Presumably 1984 is the major revision date of that PCB, not the date the board was actually made. In which case 1984 is only the earliest date that unit could have been assembled. For all we know the manufacturer used that version of the PCB for ten years, plus or minus. Unless you find newer dates on parts or labels, or a serial number that can be checked, we'll probably never know. So your observations may be correct, without being in conflict with what we see.
Definitely, could be even longer than 10 years.
I think Rubycon BXA came out 1995-2000 ish? and ended in 2013. My guess is its made a few years before he bought the arcade machine, maybe ~2000.
Dave replaced a crappy throw-away switcher with an even crappier line cord bulge power supply. Spend 20 bucks and get a decent quality supply like a Meanwell and be done with it. Otherwise you will be back in a few years installing another,
I wasn't going to wait to order a supply when I had one available that did the job and got it back working immediately. Will likely last a lot longer than you expect. It's not being used anywhere near it's rated capacity, nor is it used in a hot environment.
Definitely, could be even longer than 10 years.
I think Rubycon BXA came out 1995-2000 ish? and ended in 2013. My guess is its made a few years before he bought the arcade machine, maybe ~2000.
Looks and feels at least 20 years vintage to me. There were no other identifiers.
Definitely, could be even longer than 10 years.
I think Rubycon BXA came out 1995-2000 ish? and ended in 2013. My guess is its made a few years before he bought the arcade machine, maybe ~2000.
Looks and feels at least 20 years vintage to me. There were no other identifiers.
Don't forget the power supply had already been repaired before, so it's highly likely many of the parts will not be the originals, especially the capacitors which often go bad.
Anyway, thanks for doing the video. Of course it's not worth repairing, only for it to go wrong again, but there are often other reasons for repairing things than usefulness: educational, fun or making YT videos. I did a similar thing at work, when I had a couple of hours to spare, simply to pass the time and demonstrate to the boss I could fix it, if the replacement didn't come in time.

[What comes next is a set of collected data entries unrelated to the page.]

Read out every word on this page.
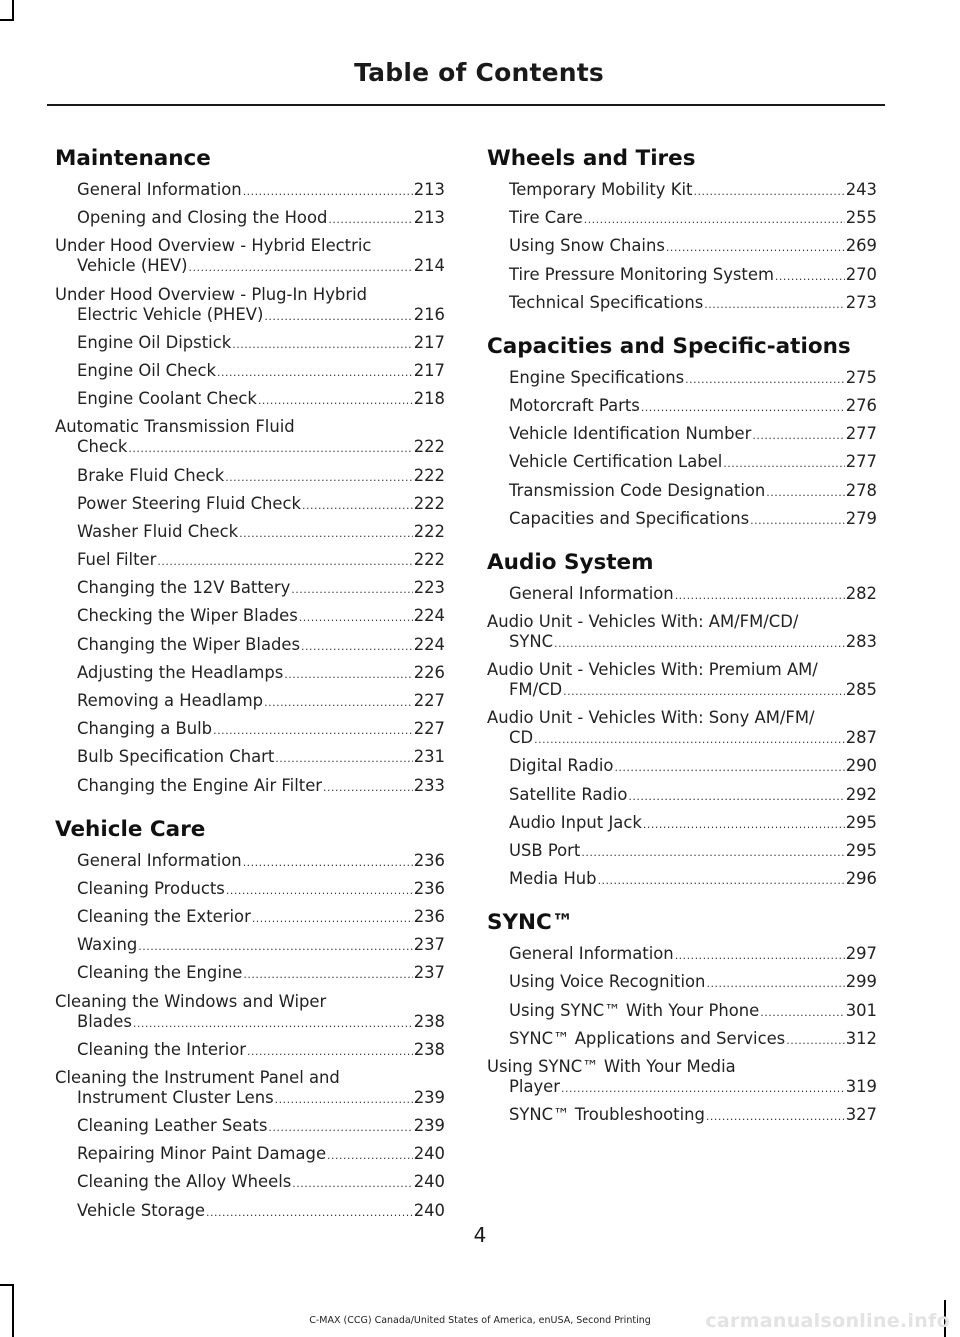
Table of Contents
Maintenance
General Information .....	213
Opening and Closing the Hood .....	213
Under Hood Overview - Hybrid Electric
Vehicle (HEV) .....	214
Under Hood Overview - Plug-In Hybrid
Electric Vehicle (PHEV) .....	216
Engine Oil Dipstick .....	217
Engine Oil Check .....	217
Engine Coolant Check .....	218
Automatic Transmission Fluid
Check .....	222
Brake Fluid Check .....	222
Power Steering Fluid Check .....	222
Washer Fluid Check .....	222
Fuel Filter .....	222
Changing the 12V Battery .....	223
Checking the Wiper Blades .....	224
Changing the Wiper Blades .....	224
Adjusting the Headlamps .....	226
Removing a Headlamp .....	227
Changing a Bulb .....	227
Bulb Specification Chart .....	231
Changing the Engine Air Filter .....	233
Vehicle Care
General Information .....	236
Cleaning Products .....	236
Cleaning the Exterior .....	236
Waxing .....	237
Cleaning the Engine .....	237
Cleaning the Windows and Wiper
Blades .....	238
Cleaning the Interior .....	238
Cleaning the Instrument Panel and
Instrument Cluster Lens .....	239
Cleaning Leather Seats .....	239
Repairing Minor Paint Damage .....	240
Cleaning the Alloy Wheels .....	240
Vehicle Storage .....	240
Wheels and Tires
Temporary Mobility Kit .....	243
Tire Care .....	255
Using Snow Chains .....	269
Tire Pressure Monitoring System .....	270
Technical Specifications .....	273
Capacities and Specific-ations
Engine Specifications .....	275
Motorcraft Parts .....	276
Vehicle Identification Number .....	277
Vehicle Certification Label .....	277
Transmission Code Designation .....	278
Capacities and Specifications .....	279
Audio System
General Information .....	282
Audio Unit - Vehicles With: AM/FM/CD/
SYNC .....	283
Audio Unit - Vehicles With: Premium AM/
FM/CD .....	285
Audio Unit - Vehicles With: Sony AM/FM/
CD .....	287
Digital Radio .....	290
Satellite Radio .....	292
Audio Input Jack .....	295
USB Port .....	295
Media Hub .....	296
SYNC™
General Information .....	297
Using Voice Recognition .....	299
Using SYNC™ With Your Phone .....	301
SYNC™ Applications and Services .....	312
Using SYNC™ With Your Media
Player .....	319
SYNC™ Troubleshooting .....	327
4
C-MAX (CCG) Canada/United States of America, enUSA, Second Printing	carmanualsonline.info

One of the less obvious lessons is demonstrated here...
The one where you cut your losses and move on. The commercial term is BER - Beyond Economical Repair. Yes, we hobbyists redefine what "economical" means to us, but even in our own quiet world, there comes a time when you need to "call it".

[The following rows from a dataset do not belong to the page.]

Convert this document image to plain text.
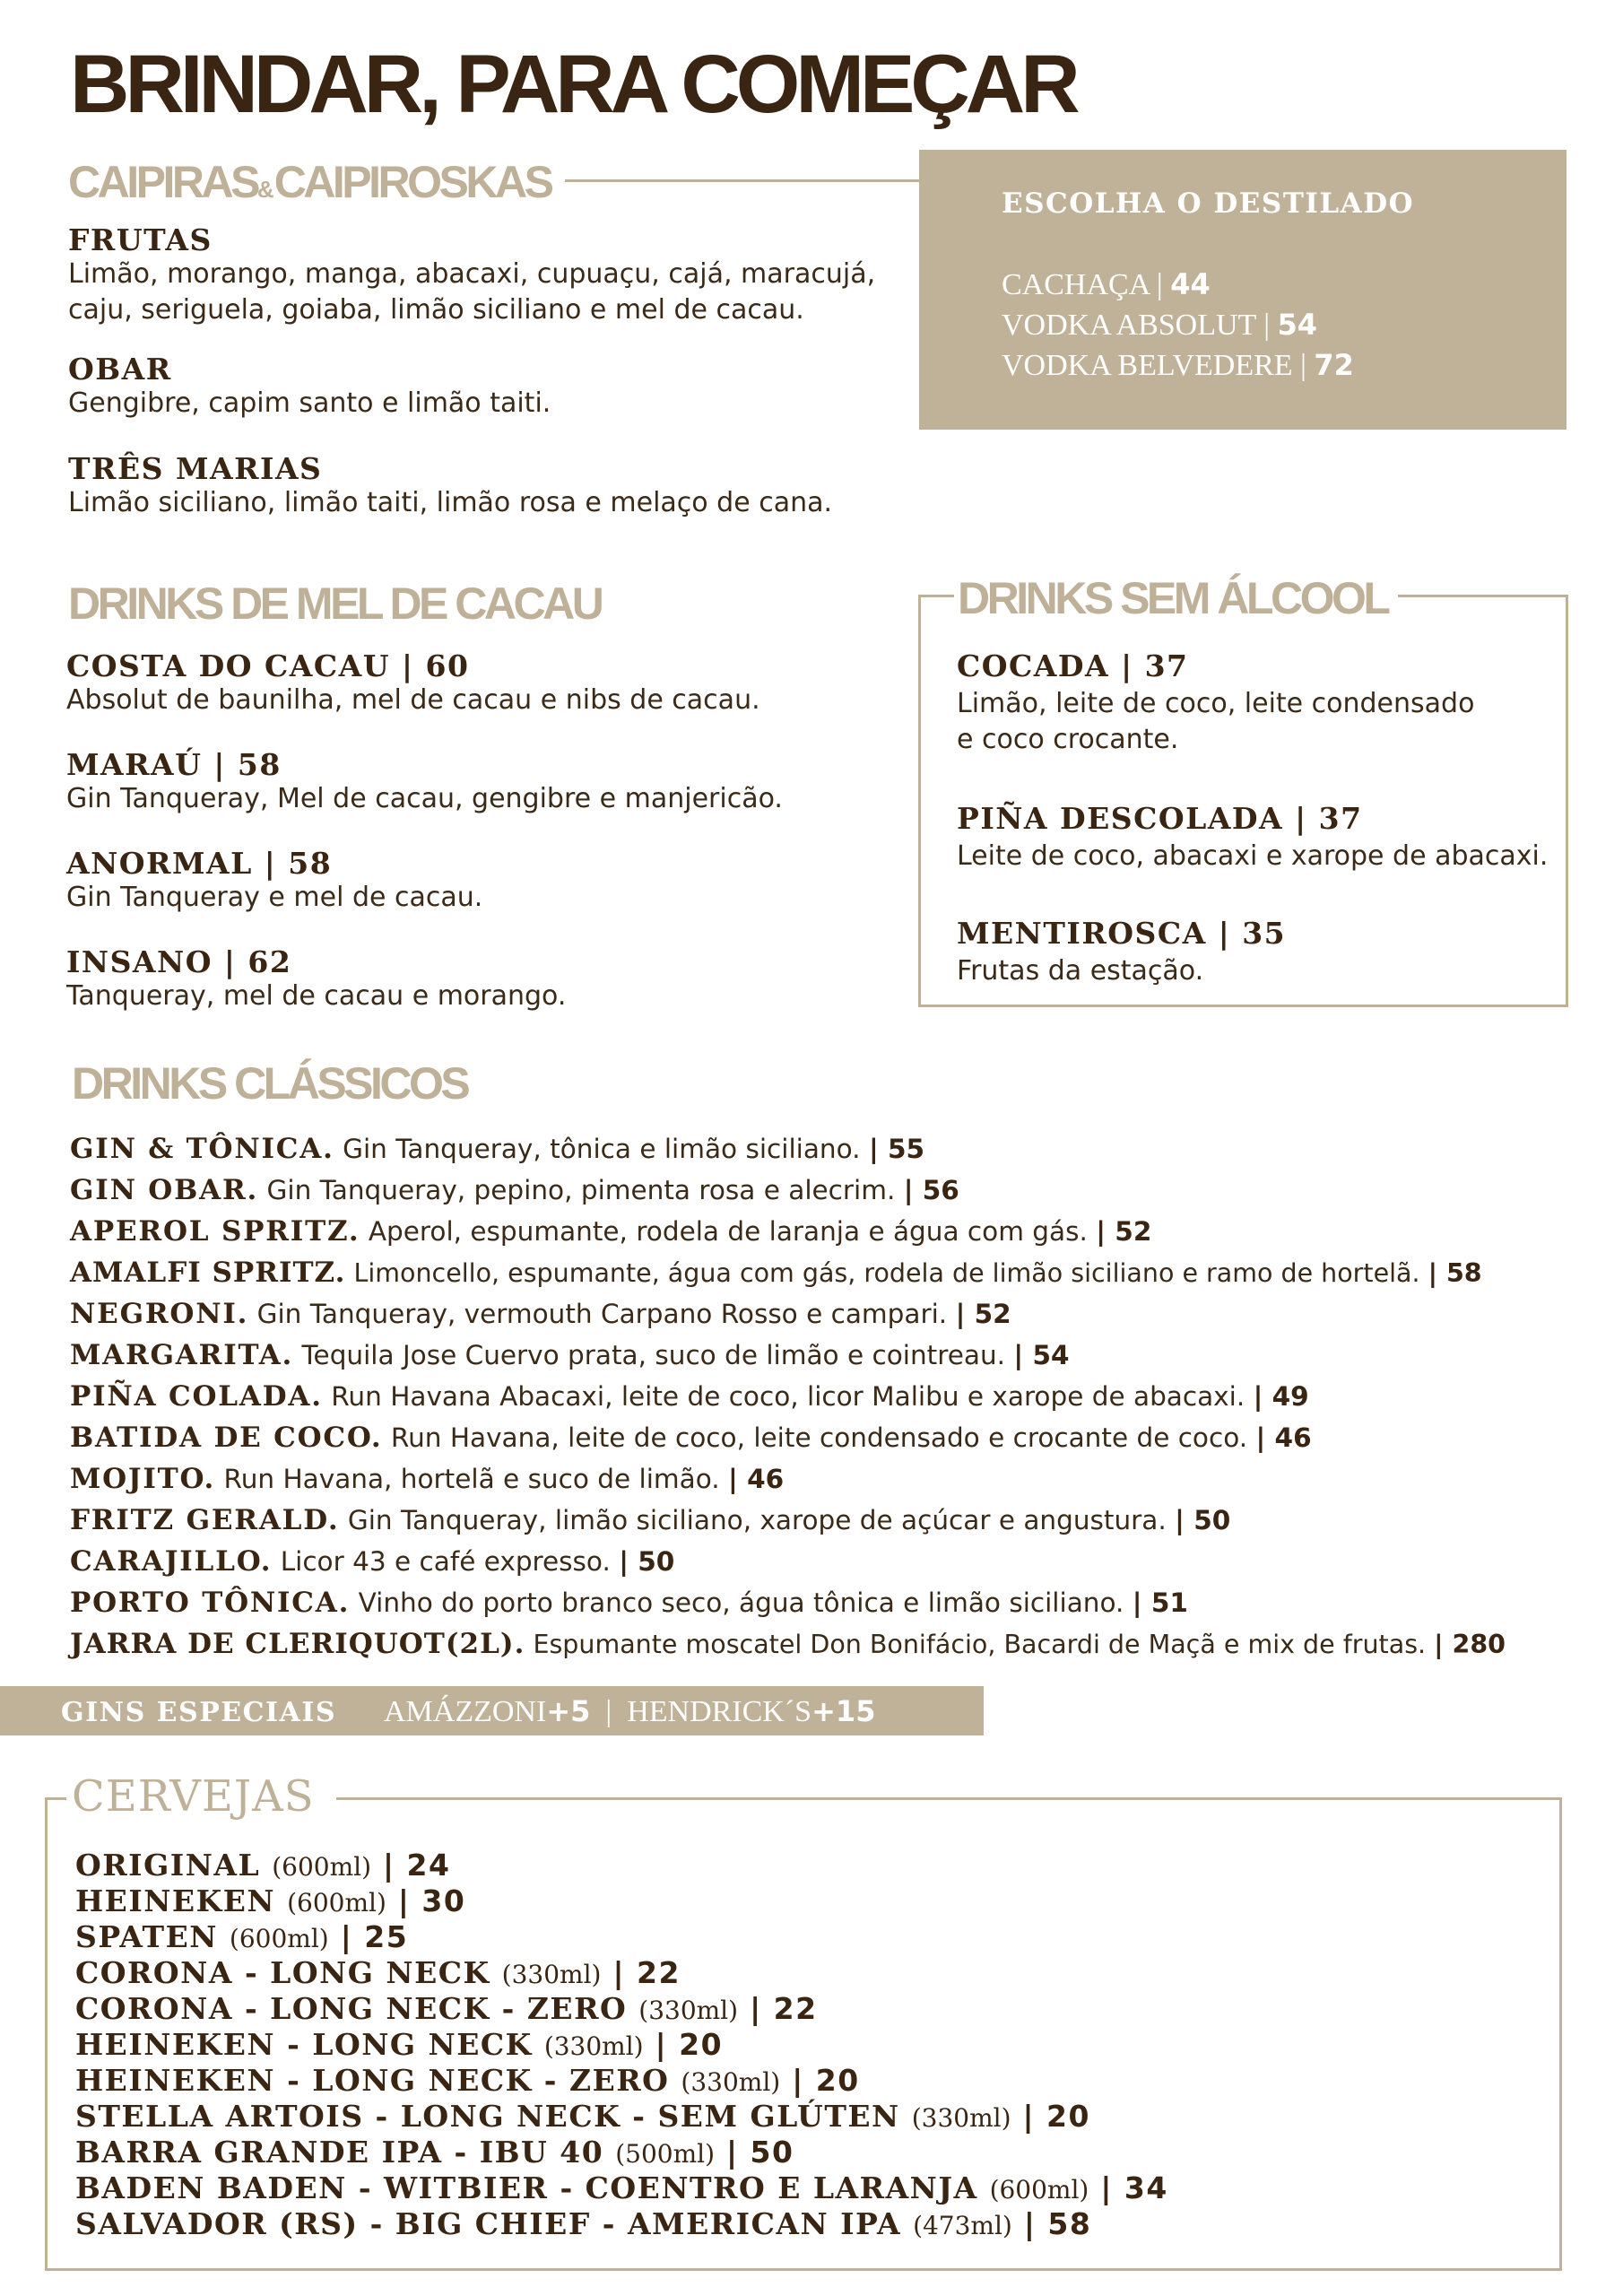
BRINDAR, PARA COMEÇAR
CAIPIRAS&CAIPIROSKAS
FRUTAS
Limão, morango, manga, abacaxi, cupuaçu, cajá, maracujá, caju, seriguela, goiaba, limão siciliano e mel de cacau.
OBAR
Gengibre, capim santo e limão taiti.
TRÊS MARIAS
Limão siciliano, limão taiti, limão rosa e melaço de cana.
ESCOLHA O DESTILADO
CACHAÇA | 44
VODKA ABSOLUT | 54
VODKA BELVEDERE | 72
DRINKS DE MEL DE CACAU
COSTA DO CACAU | 60
Absolut de baunilha, mel de cacau e nibs de cacau.
MARAÚ | 58
Gin Tanqueray, Mel de cacau, gengibre e manjericão.
ANORMAL | 58
Gin Tanqueray e mel de cacau.
INSANO | 62
Tanqueray, mel de cacau e morango.
DRINKS SEM ÁLCOOL
COCADA | 37
Limão, leite de coco, leite condensado
e coco crocante.
PIÑA DESCOLADA | 37
Leite de coco, abacaxi e xarope de abacaxi.
MENTIROSCA | 35
Frutas da estação.
DRINKS CLÁSSICOS
GIN & TÔNICA. Gin Tanqueray, tônica e limão siciliano. | 55
GIN OBAR. Gin Tanqueray, pepino, pimenta rosa e alecrim. | 56
APEROL SPRITZ. Aperol, espumante, rodela de laranja e água com gás. | 52
AMALFI SPRITZ. Limoncello, espumante, água com gás, rodela de limão siciliano e ramo de hortelã. | 58
NEGRONI. Gin Tanqueray, vermouth Carpano Rosso e campari. | 52
MARGARITA. Tequila Jose Cuervo prata, suco de limão e cointreau. | 54
PIÑA COLADA. Run Havana Abacaxi, leite de coco, licor Malibu e xarope de abacaxi. | 49
BATIDA DE COCO. Run Havana, leite de coco, leite condensado e crocante de coco. | 46
MOJITO. Run Havana, hortelã e suco de limão. | 46
FRITZ GERALD. Gin Tanqueray, limão siciliano, xarope de açúcar e angustura. | 50
CARAJILLO. Licor 43 e café expresso. | 50
PORTO TÔNICA. Vinho do porto branco seco, água tônica e limão siciliano. | 51
JARRA DE CLERIQUOT(2L). Espumante moscatel Don Bonifácio, Bacardi de Maçã e mix de frutas. | 280
GINS ESPECIAIS AMÁZZONI+5 | HENDRICK´S+15
CERVEJAS
ORIGINAL (600ml) | 24
HEINEKEN (600ml) | 30
SPATEN (600ml) | 25
CORONA - LONG NECK (330ml) | 22
CORONA - LONG NECK - ZERO (330ml) | 22
HEINEKEN - LONG NECK (330ml) | 20
HEINEKEN - LONG NECK - ZERO (330ml) | 20
STELLA ARTOIS - LONG NECK - SEM GLÚTEN (330ml) | 20
BARRA GRANDE IPA - IBU 40 (500ml) | 50
BADEN BADEN - WITBIER - COENTRO E LARANJA (600ml) | 34
SALVADOR (RS) - BIG CHIEF - AMERICAN IPA (473ml) | 58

Haha, that schematic, always love it when my schematic symbols show up randomly. That was back in the day when you were as well off with Paint as any other free schematic tool... not like today when the free ones are actually good.

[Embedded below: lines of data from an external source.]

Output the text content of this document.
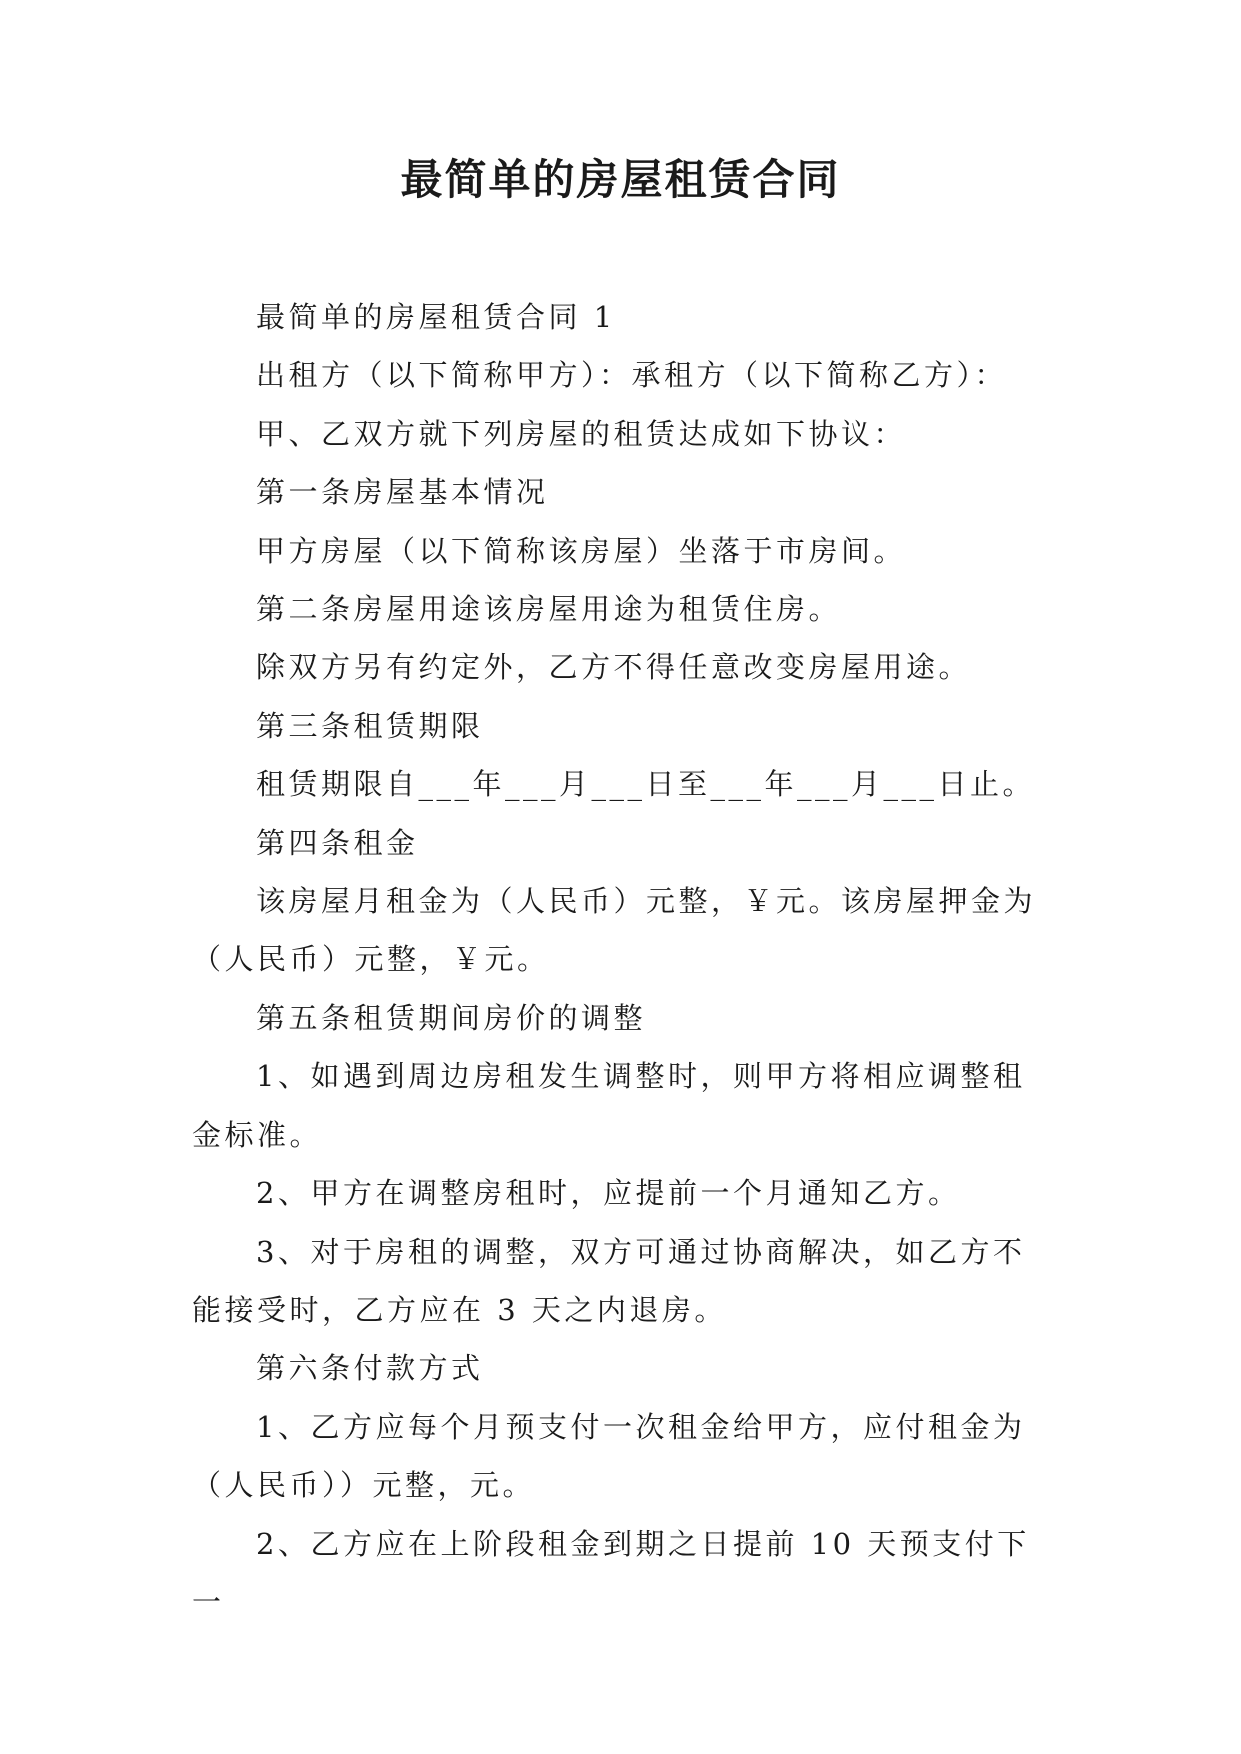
最简单的房屋租赁合同

最简单的房屋租赁合同 1

出租方（以下简称甲方）：承租方（以下简称乙方）：

甲、乙双方就下列房屋的租赁达成如下协议：

第一条房屋基本情况

甲方房屋（以下简称该房屋）坐落于市房间。

第二条房屋用途该房屋用途为租赁住房。

除双方另有约定外，乙方不得任意改变房屋用途。

第三条租赁期限

租赁期限自___年___月___日至___年___月___日止。

第四条租金

该房屋月租金为（人民币）元整，￥元。该房屋押金为（人民币）元整，￥元。

第五条租赁期间房价的调整

1、如遇到周边房租发生调整时，则甲方将相应调整租金标准。

2、甲方在调整房租时，应提前一个月通知乙方。

3、对于房租的调整，双方可通过协商解决，如乙方不能接受时，乙方应在 3 天之内退房。

第六条付款方式

1、乙方应每个月预支付一次租金给甲方，应付租金为（人民币））元整，元。

2、乙方应在上阶段租金到期之日提前 10 天预支付下一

The "official standard" for those curious:
https://www.seventransistorlabs.com/tmoranwms/Elec_Circuit_Rules.htmlTim
"Dryer than a dead dingo's donger, who soldered that - Stevie Wonder?" has to be pretty high up the list of Dave 1-liners.
Don't forget the power supply had already been repaired before, so it's highly likely many of the parts will not be the originals, especially the capacitors which often go bad.
After the video was shot it did actually seem to hiccup again in some other way. It was brief, but it happened. Likely the solder joint(s) wasn't the only issue.
No way I was going to waster another second on it though, the joints caused the original fault so the video was done.